Jul 21, 2010 04:02 PM
Jeff Belonger
Social Media - Infinity Home Mortgage Company, Inc - Cherry Hill, NJ
The FHA Expert - FHA Loans - FHA mortgages - USDA loans - VA Loans

Ken... can you explain this again... lol  Seriously, excellent job...  In this statement, what you said, was spot on...

"A Commitment Letter requires a lender to completely underwrite a file with no property. It still takes hours of work if done properly and most lenders are not going to commit their underwriters, processors, set-up team, and the others to even looking at a file until there is a real deal on the table." 

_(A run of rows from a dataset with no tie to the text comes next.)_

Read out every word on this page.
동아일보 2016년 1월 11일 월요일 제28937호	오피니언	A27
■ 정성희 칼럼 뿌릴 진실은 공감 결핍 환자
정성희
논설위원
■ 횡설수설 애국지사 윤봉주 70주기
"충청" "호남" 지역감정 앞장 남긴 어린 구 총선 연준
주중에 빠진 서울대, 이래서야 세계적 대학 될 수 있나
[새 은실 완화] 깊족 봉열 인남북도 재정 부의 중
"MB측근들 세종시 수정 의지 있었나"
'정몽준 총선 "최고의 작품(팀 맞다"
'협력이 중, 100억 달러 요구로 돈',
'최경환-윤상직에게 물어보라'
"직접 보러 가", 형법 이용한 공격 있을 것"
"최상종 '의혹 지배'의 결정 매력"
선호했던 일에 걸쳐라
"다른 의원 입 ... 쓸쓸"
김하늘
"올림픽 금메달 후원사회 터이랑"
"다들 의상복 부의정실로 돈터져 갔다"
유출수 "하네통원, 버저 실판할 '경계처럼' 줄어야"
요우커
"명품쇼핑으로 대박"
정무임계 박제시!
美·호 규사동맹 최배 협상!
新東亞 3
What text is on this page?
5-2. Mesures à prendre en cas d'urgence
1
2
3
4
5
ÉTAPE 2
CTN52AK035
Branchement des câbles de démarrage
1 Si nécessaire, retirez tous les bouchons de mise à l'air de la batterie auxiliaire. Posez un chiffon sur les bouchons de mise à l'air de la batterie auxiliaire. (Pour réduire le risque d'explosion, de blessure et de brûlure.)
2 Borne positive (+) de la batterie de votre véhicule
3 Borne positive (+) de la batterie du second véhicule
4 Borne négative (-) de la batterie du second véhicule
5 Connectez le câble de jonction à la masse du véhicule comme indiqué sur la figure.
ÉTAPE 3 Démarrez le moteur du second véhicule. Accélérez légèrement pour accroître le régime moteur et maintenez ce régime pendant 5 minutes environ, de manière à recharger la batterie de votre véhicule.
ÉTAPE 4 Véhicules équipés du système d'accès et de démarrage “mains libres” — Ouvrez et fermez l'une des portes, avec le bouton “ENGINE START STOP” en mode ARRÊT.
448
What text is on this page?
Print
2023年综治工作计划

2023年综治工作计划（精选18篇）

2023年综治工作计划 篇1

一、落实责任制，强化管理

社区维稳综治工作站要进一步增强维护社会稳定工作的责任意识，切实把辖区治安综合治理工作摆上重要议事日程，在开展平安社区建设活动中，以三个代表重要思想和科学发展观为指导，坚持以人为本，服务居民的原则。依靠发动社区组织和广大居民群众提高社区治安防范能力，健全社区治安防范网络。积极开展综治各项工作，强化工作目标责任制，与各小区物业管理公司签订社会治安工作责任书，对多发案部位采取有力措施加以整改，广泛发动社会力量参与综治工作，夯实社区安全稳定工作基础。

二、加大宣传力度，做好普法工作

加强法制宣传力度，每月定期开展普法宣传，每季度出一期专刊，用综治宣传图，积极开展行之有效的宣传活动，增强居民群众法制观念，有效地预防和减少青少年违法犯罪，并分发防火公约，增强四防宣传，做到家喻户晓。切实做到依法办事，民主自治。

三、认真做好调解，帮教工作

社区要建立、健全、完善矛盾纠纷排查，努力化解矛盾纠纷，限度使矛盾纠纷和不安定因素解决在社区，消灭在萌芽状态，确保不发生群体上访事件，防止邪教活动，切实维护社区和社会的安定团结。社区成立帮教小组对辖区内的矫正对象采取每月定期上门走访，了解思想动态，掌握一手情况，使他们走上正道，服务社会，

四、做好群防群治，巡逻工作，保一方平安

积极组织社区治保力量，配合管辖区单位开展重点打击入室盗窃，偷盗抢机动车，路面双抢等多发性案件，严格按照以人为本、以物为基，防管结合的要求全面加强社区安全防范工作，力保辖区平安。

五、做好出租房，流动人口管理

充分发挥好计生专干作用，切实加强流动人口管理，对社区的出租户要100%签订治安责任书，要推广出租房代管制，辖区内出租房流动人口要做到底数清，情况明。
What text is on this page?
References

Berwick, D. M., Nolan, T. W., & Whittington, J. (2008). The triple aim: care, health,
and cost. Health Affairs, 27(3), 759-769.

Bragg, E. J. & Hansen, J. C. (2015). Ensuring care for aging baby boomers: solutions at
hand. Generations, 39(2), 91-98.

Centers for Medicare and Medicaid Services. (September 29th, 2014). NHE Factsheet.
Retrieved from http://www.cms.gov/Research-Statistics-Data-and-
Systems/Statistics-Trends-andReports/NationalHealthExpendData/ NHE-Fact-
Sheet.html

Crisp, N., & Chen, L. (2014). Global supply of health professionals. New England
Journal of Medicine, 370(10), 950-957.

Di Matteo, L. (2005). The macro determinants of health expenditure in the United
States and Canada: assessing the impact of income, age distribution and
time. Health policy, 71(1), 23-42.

This is what ticks me off, because this is what so many think a pre-approval is. I still think pre-approval is a loose term. You could argue that it is fully underwritten, but then again, definitely that is what a commitment letter is, a commitment to lend. You did an excellent job with this one.  thanks for sharing.

jeff belonger

Jul 21, 2010 04:12 PM
Eleanor Thorne
Equity Resources - Cary, NC
Advantage Lending 919-649-5058

Perfect!  Great job explaining the process!

Jul 22, 2010 01:49 AM
Sylvia Barry
Coldwell Banker Previews International (#1 Marin_Sonoma_San Francisco_North_Bay) - San Rafael, CA
Marin and Sonoma Real Estate Leading Expert

Great job.  This is the 2nd one I read today and witih another one commenting on my reuse of the three level of loan applications - with link to FDIC site. 

And all I want to have is to explain to my clients on a high level why they need to get pre-approved and what they might expect.  Then I send them to mortgage brokers I trust! 

Great to learn about the different views and detailed explainations from the pros.